製造設備の異音をAIで検知、設備の停止時間を削減するシステムの導入
お客様:株式会社竹内製菓様 https://www.takeuchiseika.com/
お客様の課題
竹内製菓様は新潟県小千谷市に 2 か所の工場を構え、1946年の創業以来、長年蓄積された米菓造りの技術とノウハウを活かし、「あられ、おかき、ひとすじに」をモットーに米菓を製造・販売する菓子メーカーです。「工場内は時代に合わせて改良を積み重ねていますが、いろいろなところで人に頼っている部分が多いので、IT化は大きな課題でした。」と語るのは常務取締役の竹内将範様。竹内常務は同社の長年の課題についてこう語ります。「柿の種やおかきなどの米菓は、練ったお餅を型で小さく抜いたあとで、乾燥機で乾燥させる工程があります。乾燥機はチェーンやモーターなど、複雑な機構となっていて、定期的にメンテナンスを行っていても予期せぬ故障がまれに発生する場合があります。熟練作業者は機械の音で「何かおかしい」と気づく場合もあるのですが、こういった職人の技術は継承が難しいので、検知できずに故障すると、故障個所によっては数日間、ライン停止になってしまうことがあります。」そんな中、同社は令和4年、公益財団法人にいがた産業創造機構の「データ利活用型設備導入助成金」を利用、トラストと一緒にIoTや機械学習を取り入れて、工場の見える化やAIによる異常検知を導入することに挑戦しました。
ご提案内容
竹内製菓様とIoTシステム、故障検知システムを導入するにあたり、トラストは竹内製菓様の工場に何度も足を運ばせていただきました。IoTシステム、故障検知システムは単なるシステム開発ではなく、現場にセンサやエッジデバイスを設置するため、IoT機器の選定から設置方法、配線まで含めたトータルソリューションとして提案させていただきました。同社の大きな課題でありました「乾燥機の故障予知」に関しては機械が発する音をマイクで収集し、収集した音をクラウドシステムに送信し、機械学習による異常検出を行うシステムを提案させていただきました。竹内常務の話では故障の頻度は少なく、また故障モードも一つではないとのことなので、今回は「教師無し学習」という機械学習技術を使うことにしました。何度も実験をさせていただき、工場はいろんな音が出ているため特定の周波数の音はフィルターして異常音に対する感度を上げる工夫も入れました。

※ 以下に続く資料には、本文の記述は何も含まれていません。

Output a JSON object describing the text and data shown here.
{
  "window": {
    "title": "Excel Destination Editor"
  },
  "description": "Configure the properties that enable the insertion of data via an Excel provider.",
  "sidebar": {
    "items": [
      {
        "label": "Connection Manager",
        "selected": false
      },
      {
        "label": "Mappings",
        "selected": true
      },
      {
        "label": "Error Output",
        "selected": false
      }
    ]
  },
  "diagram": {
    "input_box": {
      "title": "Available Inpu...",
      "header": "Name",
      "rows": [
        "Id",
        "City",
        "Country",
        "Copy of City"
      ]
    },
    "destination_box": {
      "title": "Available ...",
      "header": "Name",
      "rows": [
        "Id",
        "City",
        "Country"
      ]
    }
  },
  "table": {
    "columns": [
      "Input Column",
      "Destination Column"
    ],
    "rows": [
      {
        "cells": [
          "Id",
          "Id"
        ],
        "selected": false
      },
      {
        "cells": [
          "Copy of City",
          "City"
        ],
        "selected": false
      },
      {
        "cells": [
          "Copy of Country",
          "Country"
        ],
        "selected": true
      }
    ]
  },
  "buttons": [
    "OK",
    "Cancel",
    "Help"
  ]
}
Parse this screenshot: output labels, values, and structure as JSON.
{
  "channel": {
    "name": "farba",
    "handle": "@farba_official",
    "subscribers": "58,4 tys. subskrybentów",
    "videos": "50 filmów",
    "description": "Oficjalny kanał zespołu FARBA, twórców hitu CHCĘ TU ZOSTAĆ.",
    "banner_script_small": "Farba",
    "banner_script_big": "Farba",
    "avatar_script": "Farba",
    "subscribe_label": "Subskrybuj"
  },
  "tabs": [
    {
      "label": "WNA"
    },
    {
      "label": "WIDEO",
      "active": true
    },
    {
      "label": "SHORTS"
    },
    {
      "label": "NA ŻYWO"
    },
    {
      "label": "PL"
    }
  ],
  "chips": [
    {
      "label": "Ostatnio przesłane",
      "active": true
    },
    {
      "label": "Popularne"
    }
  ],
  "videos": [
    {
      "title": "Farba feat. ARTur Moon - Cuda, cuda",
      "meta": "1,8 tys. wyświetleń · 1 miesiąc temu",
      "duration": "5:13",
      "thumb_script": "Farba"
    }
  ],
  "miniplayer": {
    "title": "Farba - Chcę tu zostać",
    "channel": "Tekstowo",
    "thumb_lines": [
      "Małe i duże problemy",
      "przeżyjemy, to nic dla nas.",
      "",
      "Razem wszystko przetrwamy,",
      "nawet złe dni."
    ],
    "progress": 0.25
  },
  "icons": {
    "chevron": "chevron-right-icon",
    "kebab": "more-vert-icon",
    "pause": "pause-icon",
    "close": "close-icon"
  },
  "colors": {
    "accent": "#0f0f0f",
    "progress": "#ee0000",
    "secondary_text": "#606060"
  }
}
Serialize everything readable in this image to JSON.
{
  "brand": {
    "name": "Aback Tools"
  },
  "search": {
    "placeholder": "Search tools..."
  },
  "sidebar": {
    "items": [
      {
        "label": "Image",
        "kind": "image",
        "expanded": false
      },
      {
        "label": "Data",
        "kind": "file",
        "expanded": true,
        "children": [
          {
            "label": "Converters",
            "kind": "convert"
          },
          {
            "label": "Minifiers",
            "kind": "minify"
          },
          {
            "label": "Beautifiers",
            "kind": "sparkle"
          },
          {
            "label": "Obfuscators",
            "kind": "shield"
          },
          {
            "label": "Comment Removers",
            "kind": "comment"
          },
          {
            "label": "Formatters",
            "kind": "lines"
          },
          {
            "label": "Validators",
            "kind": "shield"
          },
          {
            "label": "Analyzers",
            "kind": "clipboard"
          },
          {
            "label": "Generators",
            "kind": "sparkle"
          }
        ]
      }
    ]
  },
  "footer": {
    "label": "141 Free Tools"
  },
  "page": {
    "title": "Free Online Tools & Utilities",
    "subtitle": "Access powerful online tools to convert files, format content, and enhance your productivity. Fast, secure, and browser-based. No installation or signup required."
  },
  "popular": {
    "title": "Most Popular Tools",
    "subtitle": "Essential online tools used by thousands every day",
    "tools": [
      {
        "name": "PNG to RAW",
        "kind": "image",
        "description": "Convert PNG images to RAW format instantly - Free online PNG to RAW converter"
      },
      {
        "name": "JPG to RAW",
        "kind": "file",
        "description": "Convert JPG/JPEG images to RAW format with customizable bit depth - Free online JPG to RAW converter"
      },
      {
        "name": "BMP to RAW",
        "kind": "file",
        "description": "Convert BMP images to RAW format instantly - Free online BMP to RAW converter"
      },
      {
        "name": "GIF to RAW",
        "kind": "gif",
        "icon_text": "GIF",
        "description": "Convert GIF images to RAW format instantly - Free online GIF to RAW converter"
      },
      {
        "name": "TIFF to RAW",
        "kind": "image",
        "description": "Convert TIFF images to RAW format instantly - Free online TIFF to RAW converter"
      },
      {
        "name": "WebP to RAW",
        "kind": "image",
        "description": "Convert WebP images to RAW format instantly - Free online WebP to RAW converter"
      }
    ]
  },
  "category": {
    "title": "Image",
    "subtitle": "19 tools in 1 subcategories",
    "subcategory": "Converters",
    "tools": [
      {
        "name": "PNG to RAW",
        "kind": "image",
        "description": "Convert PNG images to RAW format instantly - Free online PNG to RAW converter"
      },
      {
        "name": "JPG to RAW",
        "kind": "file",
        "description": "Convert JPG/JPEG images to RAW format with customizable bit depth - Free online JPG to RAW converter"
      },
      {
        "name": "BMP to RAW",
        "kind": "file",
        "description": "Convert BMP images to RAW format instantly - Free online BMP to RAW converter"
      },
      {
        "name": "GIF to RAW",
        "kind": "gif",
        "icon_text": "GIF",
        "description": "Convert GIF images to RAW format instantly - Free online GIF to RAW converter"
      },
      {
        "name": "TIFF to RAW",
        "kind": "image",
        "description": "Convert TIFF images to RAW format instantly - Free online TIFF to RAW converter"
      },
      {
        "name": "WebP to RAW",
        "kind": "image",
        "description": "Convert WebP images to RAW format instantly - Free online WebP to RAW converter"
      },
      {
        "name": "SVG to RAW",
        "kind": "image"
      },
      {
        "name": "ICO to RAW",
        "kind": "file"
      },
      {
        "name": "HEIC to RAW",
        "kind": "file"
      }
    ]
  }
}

異常検出システムはアマゾンが提供するクラウドサービス「AWS」のIoT CoreやSageMakerというサービスを使って構築しました。AWSを使うことで、Amazon SageMakerを使ったモデル構築だけでなく、音データの蓄積から、異常検知時のアラート通知といった付随する機能も実現できました。
構成図
導入効果
異音検知導入の効果について竹内常務は「導入後しばらくして、異音検知のアラートメールを受け取りました。そしてその翌日にコンベアの異常で止まりましたが、事前に警戒していたため被害拡大にはなりませんでした。」と語ります。異音検知の通知メールは現在、竹内常務をはじめ工場長、社長などの経営層にも送信されるよう設定しており、何か起こったらすぐに対応できる体制を整えているとのこと。「四六時中機械を監視する必要がなくなり、関係者の心理的な負担が軽減されました。システムが確立できたことで、始業時と終業前の機械の見回り作業も廃止しました。さらに信頼性が増していけば、お盆休みや年末年始に機器を解体してチェックする作業も減らせるのではと考えています」「今の時代、技術の進化が早くて当社のような我々のような地方の製菓製造会社では、DXなどは他人ごとと考えていました。ましてやAI技術を自分たちの工場に導入できるとは思ってもいませんでしたが、トラストさんのような会社に協力していただくことで、自分たちでもできるんだと実感できました」と今回の活動を振り返る竹内常務。トラストは今後も竹内製菓様のDX化を地元のシステム開発会社として全面的にご支援させていただきます。